Телевизор изменил мою жизнь и мужественно взялся переделывать меня. С каждым днем, проведенным подле нового друга, во мне крепло впечатление, что я живу в какой-то иной стране, в ином городе, вовсе не там, где живу. Повседневная жизнь говорила одно, ТВ — другое, и, как честный обыватель, я верил своим глазам только тогда, когда они пялились на голубой экран. А поскольку люди на экране мелькали одни и те же, все они через какое-то время превратились для меня в добрых друзей и родственников — московские кузины, тетка из Саратова, балагур и самодур дедушка, — и с вопросом веры было покончено: отношения, перешедшие в фазу родства, его обессмыслили.
ТВ разрушило хрупкие стены одиночества, дом заполнился людьми. Все прошло гладко: сначала я морщился, потом привык, хотя первое время мы боролись с вредной привычкой: Крис смотрела только новости и политические шоу, я — только боевики и полицейские сериалы; вместе мы составляли идеальный образ зрителя, свободно перетекая из пространства боевиков в пространство телестудий.
Но потом боевики и телестудии слились в одно многоцветное пятно, которое стало нашей подлинной реальностью, почти как в «Видеодроме» Кроненберга, но пока без его издержек. Мы смотрели все подряд.
Множество никчемных людей изливали на нас потоки ненужной информации. Ты просто валяешься на диване, а перед тобой распинаются людишки на любой вкус: тот вымученно порочен, этот — в добротном халате домашних добродетелей; один под броней почестей, другой — бесчестья. Сотня придурков, считающих себя основными персонажами современности, бойко торговала своими входящими в моду, или поблекшими, или воображаемыми прелестями. Прелестные в своем бесстыдстве, сказал я как-то, пошарив в закромах русской классики; Крис, увы, не поняла.

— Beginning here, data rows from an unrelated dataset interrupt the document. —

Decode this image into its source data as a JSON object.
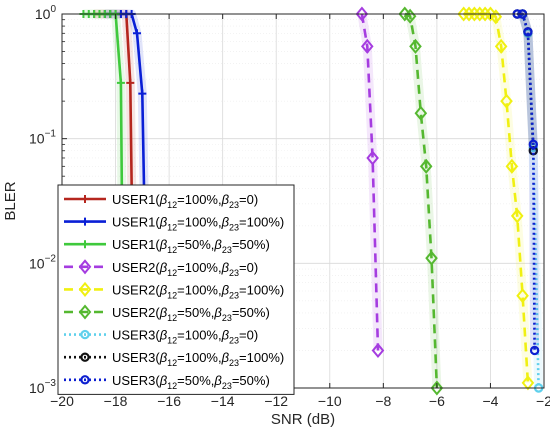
{
  "chart_data": {
    "type": "line",
    "xlabel": "SNR (dB)",
    "ylabel": "BLER",
    "xlim": [
      -20,
      -2
    ],
    "ylim": [
      0.001,
      1
    ],
    "yscale": "log",
    "grid": true,
    "legend_placement": "bottom-left",
    "x_ticks": [
      {
        "v": -20,
        "label": "−20"
      },
      {
        "v": -18,
        "label": "−18"
      },
      {
        "v": -16,
        "label": "−16"
      },
      {
        "v": -14,
        "label": "−14"
      },
      {
        "v": -12,
        "label": "−12"
      },
      {
        "v": -10,
        "label": "−10"
      },
      {
        "v": -8,
        "label": "−8"
      },
      {
        "v": -6,
        "label": "−6"
      },
      {
        "v": -4,
        "label": "−4"
      },
      {
        "v": -2,
        "label": "−2"
      }
    ],
    "y_ticks": [
      {
        "v": 1,
        "base": "10",
        "exp": "0"
      },
      {
        "v": 0.1,
        "base": "10",
        "exp": "−1"
      },
      {
        "v": 0.01,
        "base": "10",
        "exp": "−2"
      },
      {
        "v": 0.001,
        "base": "10",
        "exp": "−3"
      }
    ],
    "series": [
      {
        "user": "USER1",
        "b12": "100%",
        "b23": "0",
        "color": "#b5261e",
        "dash": "",
        "marker": "plus",
        "x": [
          -18.8,
          -18.6,
          -18.4,
          -18.2,
          -18.0,
          -17.8,
          -17.6,
          -17.45,
          -17.3
        ],
        "y": [
          1,
          1,
          1,
          1,
          1,
          1,
          1,
          0.28,
          0.001
        ]
      },
      {
        "user": "USER1",
        "b12": "100%",
        "b23": "100%",
        "color": "#0a1fd6",
        "dash": "",
        "marker": "plus",
        "x": [
          -18.4,
          -18.2,
          -18.0,
          -17.8,
          -17.6,
          -17.4,
          -17.2,
          -17.0,
          -16.8
        ],
        "y": [
          1,
          1,
          1,
          1,
          1,
          1,
          0.7,
          0.23,
          0.001
        ]
      },
      {
        "user": "USER1",
        "b12": "50%",
        "b23": "50%",
        "color": "#3fc93c",
        "dash": "",
        "marker": "plus",
        "x": [
          -19.2,
          -19.0,
          -18.8,
          -18.6,
          -18.4,
          -18.2,
          -18.0,
          -17.8,
          -17.7
        ],
        "y": [
          1,
          1,
          1,
          1,
          1,
          1,
          1,
          0.28,
          0.001
        ]
      },
      {
        "user": "USER2",
        "b12": "100%",
        "b23": "0",
        "color": "#a53ce0",
        "dash": "9,6",
        "marker": "diamond",
        "x": [
          -8.8,
          -8.6,
          -8.4,
          -8.2
        ],
        "y": [
          1,
          0.55,
          0.07,
          0.002
        ]
      },
      {
        "user": "USER2",
        "b12": "100%",
        "b23": "100%",
        "color": "#f0f011",
        "dash": "9,6",
        "marker": "diamond",
        "x": [
          -5.0,
          -4.8,
          -4.6,
          -4.4,
          -4.2,
          -4.0,
          -3.8,
          -3.6,
          -3.4,
          -3.2,
          -3.0,
          -2.8,
          -2.6
        ],
        "y": [
          1,
          1,
          1,
          1,
          1,
          1,
          0.95,
          0.55,
          0.2,
          0.06,
          0.024,
          0.0055,
          0.0011
        ]
      },
      {
        "user": "USER2",
        "b12": "50%",
        "b23": "50%",
        "color": "#55b830",
        "dash": "9,6",
        "marker": "diamond",
        "x": [
          -7.2,
          -7.0,
          -6.8,
          -6.6,
          -6.4,
          -6.2,
          -6.0
        ],
        "y": [
          1,
          0.96,
          0.55,
          0.16,
          0.06,
          0.011,
          0.001
        ]
      },
      {
        "user": "USER3",
        "b12": "100%",
        "b23": "0",
        "color": "#5fd0ec",
        "dash": "2,3",
        "marker": "circle",
        "x": [
          -2.8,
          -2.6,
          -2.4,
          -2.2
        ],
        "y": [
          1,
          0.7,
          0.085,
          0.001
        ]
      },
      {
        "user": "USER3",
        "b12": "100%",
        "b23": "100%",
        "color": "#111111",
        "dash": "2,3",
        "marker": "circle",
        "x": [
          -3.0,
          -2.8,
          -2.6,
          -2.4
        ],
        "y": [
          1,
          1,
          0.72,
          0.08
        ]
      },
      {
        "user": "USER3",
        "b12": "50%",
        "b23": "50%",
        "color": "#0d1fd0",
        "dash": "2,3",
        "marker": "circle",
        "x": [
          -3.0,
          -2.8,
          -2.6,
          -2.4,
          -2.35
        ],
        "y": [
          1,
          1,
          0.72,
          0.09,
          0.002
        ]
      }
    ]
  }
}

Среди десятков прочих мы увидели и интервью с Троцким; лично я получил большое удовольствие. Троцкий был в своей стихии. Ядовитый, жизнерадостный, на этот раз — элегантный и аккуратно причесанный — он сыпал шуточками, историческими примерами, цитатами, не вполне чистыми намеками и очень ловко, под видом шуточек и цитат, настучал на ряд собратьев по политической арене. Между прочим его спросили о боевой организации, по слухам, родившейся в недрах его партии, — он осудил и отрекся, кстати, желчно посмеявшись над слухами, так что Крис заткнула уши. Его спросили о Цицеронове — он рассказал добродушный анекдот. Его спросили о каком-то бандите — он отговорился незнанием, заметив, что пустой интерес к преступной изнанке жизни не лучшим образом характеризует нашего пресыщенного и праздного обывателя. Его спросили, наконец, о прессе. Пусть и сложными путями, но истина прокладывает себе дорогу через прессу, сказал Лев Давидович, снисходительно щуря глазки. Я был в восторге. А ведь Троцкий действительно переживал трудные времена. Может быть, расколы и взбадривают партию, но никак не красят. Любой партии больше к лицу хрестоматийный глянец, в этом — как и во многом другом — партии похожи на модные журналы, вплоть до неузнаваемого лица с обложки.